In one map, they compared “georeferenced Twitter Decahose (blue) and English Google News (red) geographic coverage” between Oct. 23, 2012 and Nov. 30, 2012.
“Areas that are blue have stronger Twitter representation,” they write while, “while red areas are covered more closely by mainstream media, and white areas have an equal balance.”
Here’s a crop of that map. Many major U.S. cities appear to be tweeted about as much as they’re covered. And the rest of the country?
“These results indicate there is a strong difference in the geographic profiles of Twitter and mainstream media and that the intensity of discourse mentioning a country does not necessarily match the intensity of discourse emanating from that country in social media,” the authors write. “It also suggests that Twitter is not simply a mirror of mainstream media, but rather has a distinct geographic profile.”

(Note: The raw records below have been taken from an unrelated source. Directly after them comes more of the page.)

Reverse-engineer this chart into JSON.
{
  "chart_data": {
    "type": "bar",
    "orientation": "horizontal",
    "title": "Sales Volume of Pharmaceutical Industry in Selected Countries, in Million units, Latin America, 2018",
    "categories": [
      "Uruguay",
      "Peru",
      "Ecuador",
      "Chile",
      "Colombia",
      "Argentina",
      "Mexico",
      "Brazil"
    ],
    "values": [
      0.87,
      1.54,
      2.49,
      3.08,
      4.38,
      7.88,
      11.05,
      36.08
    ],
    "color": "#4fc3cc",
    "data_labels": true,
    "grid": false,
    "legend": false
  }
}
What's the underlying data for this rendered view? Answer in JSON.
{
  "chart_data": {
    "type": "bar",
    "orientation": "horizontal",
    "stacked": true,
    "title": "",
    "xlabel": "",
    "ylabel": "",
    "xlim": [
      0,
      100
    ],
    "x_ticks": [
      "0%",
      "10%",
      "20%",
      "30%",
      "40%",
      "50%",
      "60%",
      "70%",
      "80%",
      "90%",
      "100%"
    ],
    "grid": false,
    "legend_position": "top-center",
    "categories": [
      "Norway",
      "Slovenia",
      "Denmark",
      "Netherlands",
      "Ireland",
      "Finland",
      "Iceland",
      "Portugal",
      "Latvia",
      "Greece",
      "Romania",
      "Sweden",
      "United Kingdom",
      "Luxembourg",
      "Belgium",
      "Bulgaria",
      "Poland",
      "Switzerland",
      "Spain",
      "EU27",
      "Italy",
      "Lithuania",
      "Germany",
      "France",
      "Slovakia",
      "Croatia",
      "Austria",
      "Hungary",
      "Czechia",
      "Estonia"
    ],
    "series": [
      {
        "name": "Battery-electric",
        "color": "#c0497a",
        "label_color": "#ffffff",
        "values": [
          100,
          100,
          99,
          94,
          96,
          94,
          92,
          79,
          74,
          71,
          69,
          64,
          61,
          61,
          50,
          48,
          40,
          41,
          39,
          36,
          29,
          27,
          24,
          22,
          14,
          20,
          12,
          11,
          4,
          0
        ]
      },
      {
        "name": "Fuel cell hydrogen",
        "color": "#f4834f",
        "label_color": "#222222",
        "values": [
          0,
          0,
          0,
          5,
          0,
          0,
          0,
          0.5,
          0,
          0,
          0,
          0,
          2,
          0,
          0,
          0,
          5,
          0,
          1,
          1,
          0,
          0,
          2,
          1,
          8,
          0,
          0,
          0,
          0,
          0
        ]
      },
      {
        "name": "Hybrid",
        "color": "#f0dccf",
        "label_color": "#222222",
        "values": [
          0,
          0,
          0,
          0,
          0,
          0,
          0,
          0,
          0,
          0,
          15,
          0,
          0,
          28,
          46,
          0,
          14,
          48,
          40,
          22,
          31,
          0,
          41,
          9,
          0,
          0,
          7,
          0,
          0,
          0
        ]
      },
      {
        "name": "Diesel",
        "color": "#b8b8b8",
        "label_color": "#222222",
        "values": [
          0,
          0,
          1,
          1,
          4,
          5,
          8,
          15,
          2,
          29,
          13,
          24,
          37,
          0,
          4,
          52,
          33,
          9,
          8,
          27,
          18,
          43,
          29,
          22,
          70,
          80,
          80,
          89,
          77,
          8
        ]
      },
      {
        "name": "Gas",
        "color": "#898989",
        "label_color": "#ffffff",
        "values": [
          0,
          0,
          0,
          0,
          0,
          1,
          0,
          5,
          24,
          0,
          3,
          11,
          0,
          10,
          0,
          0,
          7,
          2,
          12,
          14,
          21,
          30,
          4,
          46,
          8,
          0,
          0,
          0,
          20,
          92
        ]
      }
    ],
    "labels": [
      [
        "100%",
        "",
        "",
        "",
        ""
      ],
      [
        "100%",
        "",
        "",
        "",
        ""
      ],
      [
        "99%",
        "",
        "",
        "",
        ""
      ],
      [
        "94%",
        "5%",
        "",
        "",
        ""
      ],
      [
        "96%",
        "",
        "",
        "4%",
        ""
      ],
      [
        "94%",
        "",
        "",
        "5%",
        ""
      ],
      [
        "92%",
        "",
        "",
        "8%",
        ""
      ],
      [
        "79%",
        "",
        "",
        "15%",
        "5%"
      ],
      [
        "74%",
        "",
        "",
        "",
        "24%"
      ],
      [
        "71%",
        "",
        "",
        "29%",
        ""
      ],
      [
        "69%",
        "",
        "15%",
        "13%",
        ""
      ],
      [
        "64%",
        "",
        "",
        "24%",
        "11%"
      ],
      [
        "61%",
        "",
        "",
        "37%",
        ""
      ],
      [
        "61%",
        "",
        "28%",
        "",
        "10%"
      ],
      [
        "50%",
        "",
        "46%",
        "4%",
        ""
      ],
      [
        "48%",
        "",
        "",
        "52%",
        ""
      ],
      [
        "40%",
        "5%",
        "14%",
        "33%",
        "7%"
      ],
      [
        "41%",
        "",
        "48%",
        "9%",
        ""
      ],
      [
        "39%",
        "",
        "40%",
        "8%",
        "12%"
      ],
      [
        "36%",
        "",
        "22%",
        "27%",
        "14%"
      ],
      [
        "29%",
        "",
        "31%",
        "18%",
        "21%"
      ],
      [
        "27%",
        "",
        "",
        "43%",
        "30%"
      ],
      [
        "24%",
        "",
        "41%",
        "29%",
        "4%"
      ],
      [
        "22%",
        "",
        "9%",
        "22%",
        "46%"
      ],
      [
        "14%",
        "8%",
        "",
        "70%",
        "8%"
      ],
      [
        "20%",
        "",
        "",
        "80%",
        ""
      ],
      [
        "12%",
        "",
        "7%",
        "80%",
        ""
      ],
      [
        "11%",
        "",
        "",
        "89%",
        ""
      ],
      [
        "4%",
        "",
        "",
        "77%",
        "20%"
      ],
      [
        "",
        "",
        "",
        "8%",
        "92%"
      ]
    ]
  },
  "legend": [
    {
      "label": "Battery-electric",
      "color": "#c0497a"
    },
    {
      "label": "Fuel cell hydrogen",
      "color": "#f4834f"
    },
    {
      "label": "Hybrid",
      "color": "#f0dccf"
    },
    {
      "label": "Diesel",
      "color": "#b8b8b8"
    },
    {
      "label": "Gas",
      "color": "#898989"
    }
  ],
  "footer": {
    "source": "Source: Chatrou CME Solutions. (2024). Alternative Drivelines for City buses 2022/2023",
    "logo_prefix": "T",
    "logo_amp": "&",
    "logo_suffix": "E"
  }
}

Another finding from the analysis: “On average, the distance for a retweet was 1,115 miles and 1,118 for a reference,” Joseph Stromberg writes in Smithsonian’s Surprising Science blog.
But, counterintuitively, there was a positive relationship between the number of times a given user retweeted or referenced another user and their distance: Pairs of users with just a handful of interactions, on the whole, were more likely to be closer together (500-600 miles apart) than those with dozens of retweets and references between them.
One Twitter mapping project may leave you feeling a little less groovy: Humboldt State University students mapped hate tweets across the U.S. They searched for tweets containing certain terms, then students “manually read and coded the sentiment of each tweet to determine if the given word was used in a positive, negative or neutral manner.”
This allowed us to avoid using any algorithmic sentiment analysis or natural language processing, as many algorithms would have simply classified a tweet as ‘negative’ when the word was used in a neutral or positive way. For example the phrase ‘dyke’, while often negative when referring to an individual person, was also used in positive ways (e.g. “dykes on bikes #SFPride”). The students were able to discern which were negative, neutral, or positive. Only those tweets used in an explicitly negative way are included in the map.
Tweets featuring the n-word “are not concentrated in any single place or region in the United States,” they write. “Instead, quite depressingly, there are a number of pockets of concentration that demonstrate heavy usage of the word.”